How do I enter a Research and Development Expenditure Credit (RDEC) on my CT600?

Article ID: 2621
Last updated: 03 Apr, 2023

The research and development expenditure credit (RDEC) replaced the large company scheme in April 2016 to continue to encourage investment in R&D. A large company can claim a taxable credit on qualifying R&D expenditure, up to 2 years after the end of the accounting period it relates to.  In addition, small and medium sized enterprises (SME's) can also claim the RDEC if they have been subcontracted to provide R&D work by a large company or if they have received a grant for their R&D project. The resulting credit can be used to reduce the current corporation tax liability or, if no current liability exists, can be used against other outstanding tax or VAT liabilities with any remaining credit being repayable to the company.
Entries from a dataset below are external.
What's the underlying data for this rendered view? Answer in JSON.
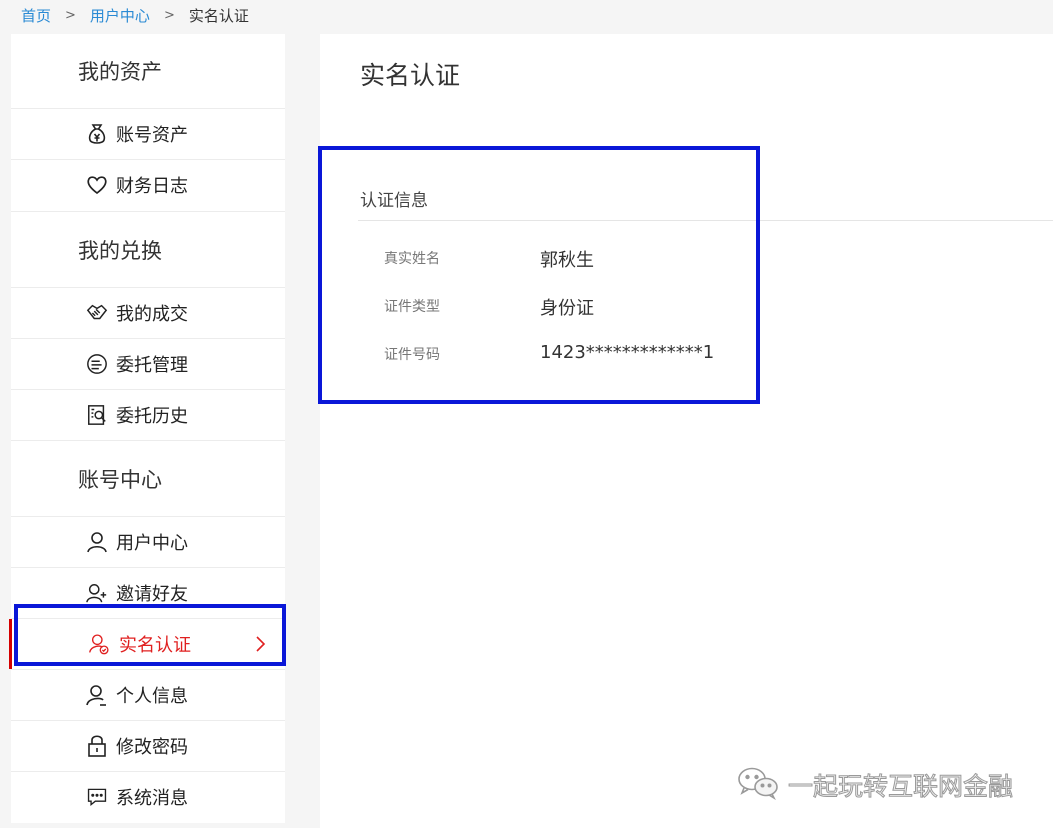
{
  "breadcrumb": {
    "home": "首页",
    "user_center": "用户中心",
    "current": "实名认证",
    "separator": ">"
  },
  "sidebar": {
    "sections": [
      {
        "title": "我的资产"
      },
      {
        "title": "我的兑换"
      },
      {
        "title": "账号中心"
      }
    ],
    "items": [
      {
        "label": "账号资产",
        "icon": "money-bag-icon"
      },
      {
        "label": "财务日志",
        "icon": "heart-icon"
      },
      {
        "label": "我的成交",
        "icon": "handshake-icon"
      },
      {
        "label": "委托管理",
        "icon": "coin-stack-icon"
      },
      {
        "label": "委托历史",
        "icon": "history-search-icon"
      },
      {
        "label": "用户中心",
        "icon": "user-icon"
      },
      {
        "label": "邀请好友",
        "icon": "add-user-icon"
      },
      {
        "label": "实名认证",
        "icon": "verified-user-icon",
        "active": true
      },
      {
        "label": "个人信息",
        "icon": "user-edit-icon"
      },
      {
        "label": "修改密码",
        "icon": "lock-icon"
      },
      {
        "label": "系统消息",
        "icon": "chat-icon"
      }
    ],
    "active_color": "#e02020"
  },
  "main": {
    "title": "实名认证",
    "section_title": "认证信息",
    "rows": [
      {
        "key": "真实姓名",
        "value": "郭秋生"
      },
      {
        "key": "证件类型",
        "value": "身份证"
      },
      {
        "key": "证件号码",
        "value": "1423*************1"
      }
    ]
  },
  "watermark": {
    "text": "一起玩转互联网金融",
    "icon": "wechat-icon"
  },
  "colors": {
    "highlight_box": "#0a17d8",
    "breadcrumb_link": "#2a8ad4"
  }
}
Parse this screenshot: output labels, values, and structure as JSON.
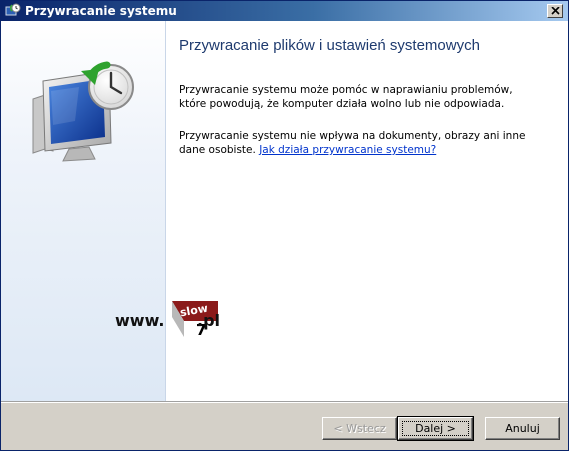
{
  "window": {
    "title": "Przywracanie systemu",
    "title_icon": "system-restore-icon",
    "close_icon": "close-icon"
  },
  "sidebar": {
    "icon": "system-restore-monitor-clock-icon"
  },
  "main": {
    "heading": "Przywracanie plików i ustawień systemowych",
    "paragraph1": "Przywracanie systemu może pomóc w naprawianiu problemów, które powodują, że komputer działa wolno lub nie odpowiada.",
    "paragraph2_text": "Przywracanie systemu nie wpływa na dokumenty, obrazy ani inne dane osobiste.",
    "paragraph2_link": "Jak działa przywracanie systemu?"
  },
  "watermark": {
    "prefix": "www.",
    "logo_top": "slow",
    "logo_bottom": "7",
    "suffix": ".pl"
  },
  "buttons": {
    "back": "< Wstecz",
    "next": "Dalej >",
    "cancel": "Anuluj"
  },
  "colors": {
    "title_bar_start": "#0a246a",
    "title_bar_end": "#a6caf0",
    "heading": "#1e3a6e",
    "link": "#0033cc",
    "dialog_face": "#d4d0c8"
  }
}
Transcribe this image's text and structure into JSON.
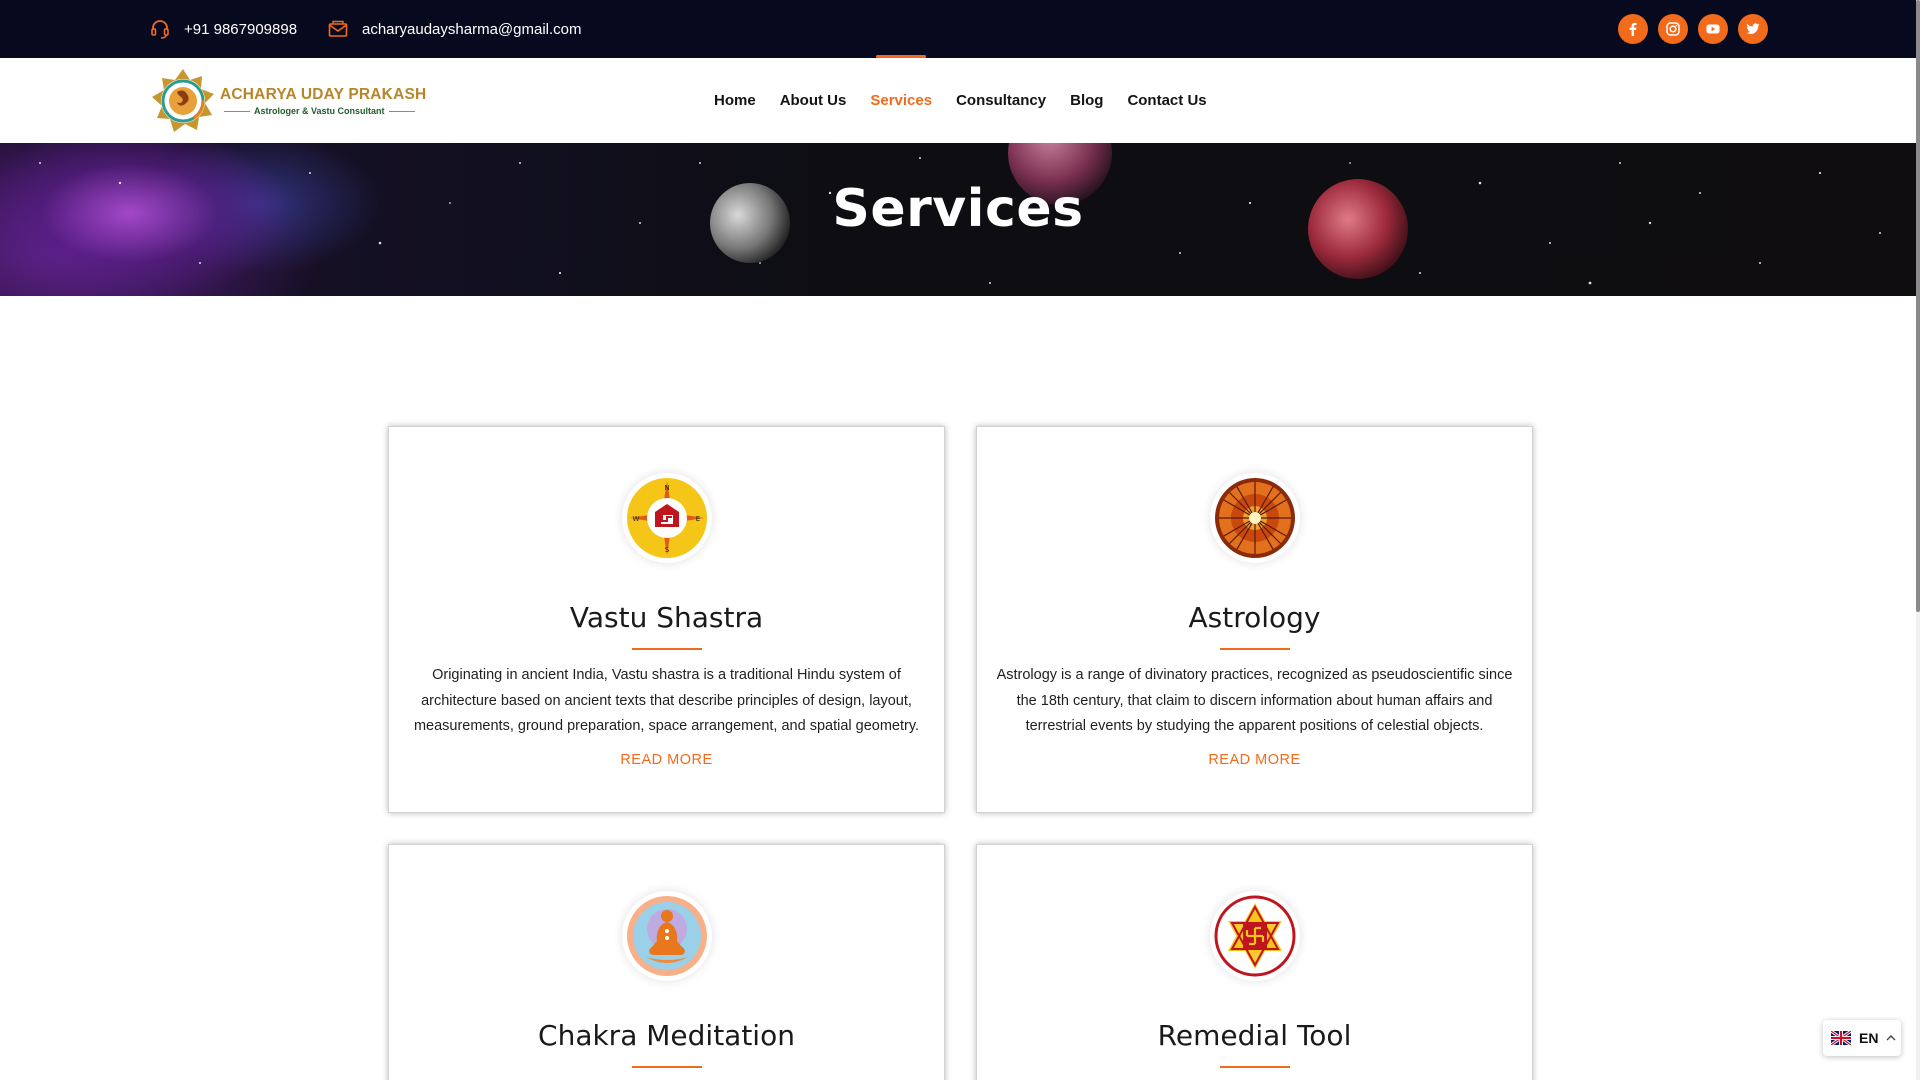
{
  "topbar": {
    "phone": "+91 9867909898",
    "email": "acharyaudaysharma@gmail.com",
    "socials": [
      "facebook-icon",
      "instagram-icon",
      "youtube-icon",
      "twitter-icon"
    ]
  },
  "brand": {
    "name": "ACHARYA UDAY PRAKASH",
    "tagline": "Astrologer & Vastu Consultant"
  },
  "nav": {
    "items": [
      {
        "label": "Home",
        "active": false
      },
      {
        "label": "About Us",
        "active": false
      },
      {
        "label": "Services",
        "active": true
      },
      {
        "label": "Consultancy",
        "active": false
      },
      {
        "label": "Blog",
        "active": false
      },
      {
        "label": "Contact Us",
        "active": false
      }
    ]
  },
  "hero": {
    "title": "Services"
  },
  "services": [
    {
      "title": "Vastu Shastra",
      "icon": "vastu-compass-icon",
      "description": "Originating in ancient India, Vastu shastra is a traditional Hindu system of architecture based on ancient texts that describe principles of design, layout, measurements, ground preparation, space arrangement, and spatial geometry.",
      "link": "READ MORE"
    },
    {
      "title": "Astrology",
      "icon": "zodiac-wheel-icon",
      "description": "Astrology is a range of divinatory practices, recognized as pseudoscientific since the 18th century, that claim to discern information about human affairs and terrestrial events by studying the apparent positions of celestial objects.",
      "link": "READ MORE"
    },
    {
      "title": "Chakra Meditation",
      "icon": "meditation-icon"
    },
    {
      "title": "Remedial Tool",
      "icon": "hexagram-swastika-icon"
    }
  ],
  "language": {
    "code": "EN"
  },
  "colors": {
    "accent": "#f26a1b",
    "topbar_bg": "#070a1e",
    "brand_gold": "#b8862a"
  }
}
If you are making a claim for research and development (R&D) enhanced expenditure for small and medium sized enterprises (SME's) and possibly a resulting credit, please read our knowledgebase article on How do I enter R&D enhanced expenditure (for SMEs) on my CT600?
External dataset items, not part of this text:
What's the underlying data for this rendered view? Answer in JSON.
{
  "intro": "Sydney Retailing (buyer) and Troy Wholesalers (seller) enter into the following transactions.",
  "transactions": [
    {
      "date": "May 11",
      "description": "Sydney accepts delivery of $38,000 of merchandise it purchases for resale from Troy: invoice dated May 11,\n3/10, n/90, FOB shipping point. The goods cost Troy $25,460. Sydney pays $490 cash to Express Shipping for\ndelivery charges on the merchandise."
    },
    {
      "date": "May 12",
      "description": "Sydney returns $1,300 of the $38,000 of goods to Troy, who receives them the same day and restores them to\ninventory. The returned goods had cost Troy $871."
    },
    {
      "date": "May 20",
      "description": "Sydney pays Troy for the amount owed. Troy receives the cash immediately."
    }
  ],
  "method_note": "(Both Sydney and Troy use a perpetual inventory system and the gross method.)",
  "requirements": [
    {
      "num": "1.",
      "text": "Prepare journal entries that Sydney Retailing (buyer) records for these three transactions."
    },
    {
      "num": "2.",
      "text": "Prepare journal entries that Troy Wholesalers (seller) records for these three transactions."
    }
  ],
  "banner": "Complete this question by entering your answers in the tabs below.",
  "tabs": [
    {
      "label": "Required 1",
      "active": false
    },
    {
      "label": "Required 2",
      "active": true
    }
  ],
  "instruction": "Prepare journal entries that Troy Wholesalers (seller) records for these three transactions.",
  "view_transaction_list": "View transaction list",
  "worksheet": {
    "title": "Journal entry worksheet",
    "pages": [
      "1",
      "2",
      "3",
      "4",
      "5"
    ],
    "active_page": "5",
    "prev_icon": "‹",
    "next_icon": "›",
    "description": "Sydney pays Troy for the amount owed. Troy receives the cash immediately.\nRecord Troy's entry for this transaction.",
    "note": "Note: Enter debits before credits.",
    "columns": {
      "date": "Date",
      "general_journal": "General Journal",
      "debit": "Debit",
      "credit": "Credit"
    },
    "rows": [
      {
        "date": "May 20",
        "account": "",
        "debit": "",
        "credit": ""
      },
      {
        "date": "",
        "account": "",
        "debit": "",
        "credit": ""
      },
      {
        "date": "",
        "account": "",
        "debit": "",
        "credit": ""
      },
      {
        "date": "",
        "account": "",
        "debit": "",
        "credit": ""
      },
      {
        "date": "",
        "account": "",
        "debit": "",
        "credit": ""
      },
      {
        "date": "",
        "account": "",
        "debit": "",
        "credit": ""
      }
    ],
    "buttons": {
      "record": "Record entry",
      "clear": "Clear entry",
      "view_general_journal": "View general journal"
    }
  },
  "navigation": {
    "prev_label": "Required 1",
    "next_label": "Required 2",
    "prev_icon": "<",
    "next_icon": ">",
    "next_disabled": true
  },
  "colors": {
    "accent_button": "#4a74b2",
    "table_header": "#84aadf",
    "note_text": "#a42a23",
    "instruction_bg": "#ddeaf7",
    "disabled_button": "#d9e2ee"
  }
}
For CT600 returns filed after 6th April 2021, HMRC require entries for RDEC claims to be entered within Research and Development supplementary pages. The entries can be made in SimpleStep or HMRC Forms mode as follows:

CT600 (version 3) from 2015 onwards 

Whether you are using SimpleStep (Supplementary pages > Research and Development) or HMRC Forms mode (Research and Development), TaxCalc will guide you through HMRC's seven step process and provide wizards to help you.

Pre-step 1 restriction

Complete this section if you have an amount of Step 2 restriction (notional tax) brought forward from a previous accounting period or if you wish to include an amount of RDEC surrendered from other group companies.

If you have a previous TaxCalc return, box L5 will be populated with the value in box L140 from the previous year.

Step 1

R&D expenditure on which RDEC is claimed in this accounting period can be entered using the wizard to select whether the expenditure has been made by a large company or for specific work made by an SME and for what period.
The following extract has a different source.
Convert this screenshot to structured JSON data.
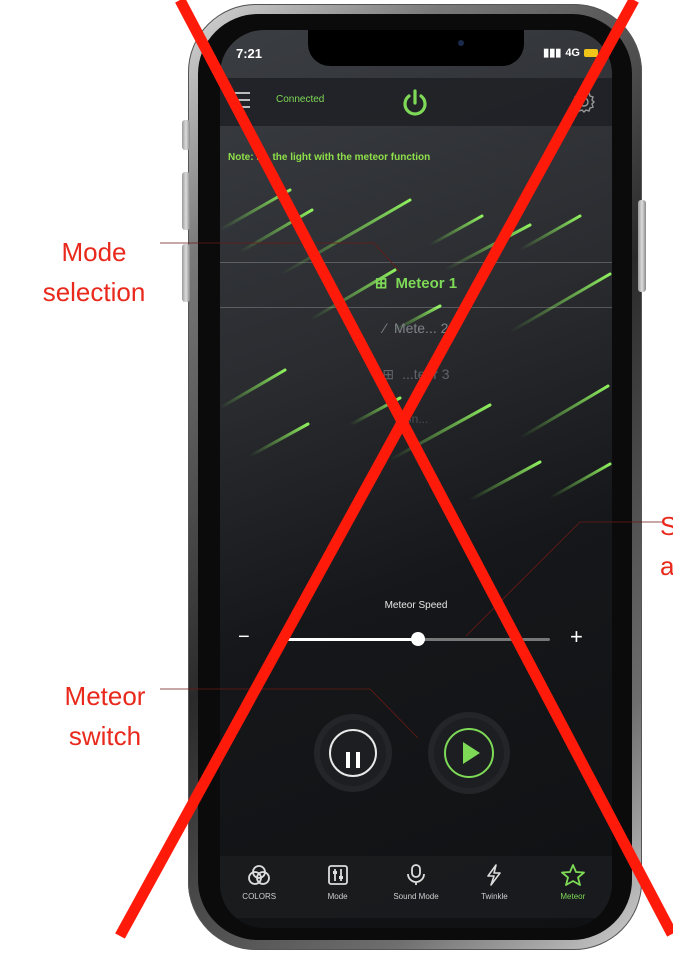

The Rate % is determined by the period in which the expenditure was incurred and the RDEC claim for this period will complete automatically.

Step 3 amounts from a previous accounting period is referring to any restriction to the previous year credit, due to the PAYE thresholds. This amount, unlike the notional tax restriction, can be used within the current year RDEC caculation.

The total credit is used to discharge any corporation tax liability for the accounting period. The liability is not reduced by the credit but is settled by it like any other payment made by the company. IN other words, you will not see a change to the calculated tax liability for the year.

Step 2

If you have RDEC remaining after step 1, the amount is reduced by applying a notional tax charge to it. The notional tax charge must be based on the main rate of Corporation Tax for the accounting period. This step restricts the potential payable element and ensures that loss makers receive the same net benefit as profit makers (the credit being taxable). This ensures that the total cash benefit for all claimants is equal to the expenditure credit, net of tax at the main rate of corporation tax. The ‘notional’ tax retained under this step is carried forward and available to reduce the corporation tax liability of a later period of the company. Credit amounts brought forward from a previous period are not liable to a further notional tax deduction.

Step 3

This step further restricts any payable element to the company’s total expenditure on R&D workers’ PAYE and NIC for the accounting period. The amount which exceeds the cap is carried forward and added to any expenditure credit for the following accounting period.

Step 4

Any amount remaining after step 3 is used to discharge any outstanding corporation tax liabilities (due but not settled) of the company for any other accounting periods.

Step 5

If the company is a member of a group, it may surrender the whole or any part remaining after step 4 to any other group member.

Step 6

Any amount remaining after step 5 is used to discharge any other liability of the company to pay a sum to the Commissioners, for example VAT or liabilities under any contract settlement.

Step 7

The final amount remaining is payable to the company provided that the company is a going concern. L123 should only be completed if the amount is not payable under the going concern rules (s104S (2)(b) CTA 2009.

The resulting payable amount will also be automatically populated in box 880 of the CT600.

The RDEC is an ‘above the line’ credit, which means it is taxable and will therefore need to be adjusted for in the accounts. The gross credit can be accounted for either as income or as a deduction against R&D expenditure.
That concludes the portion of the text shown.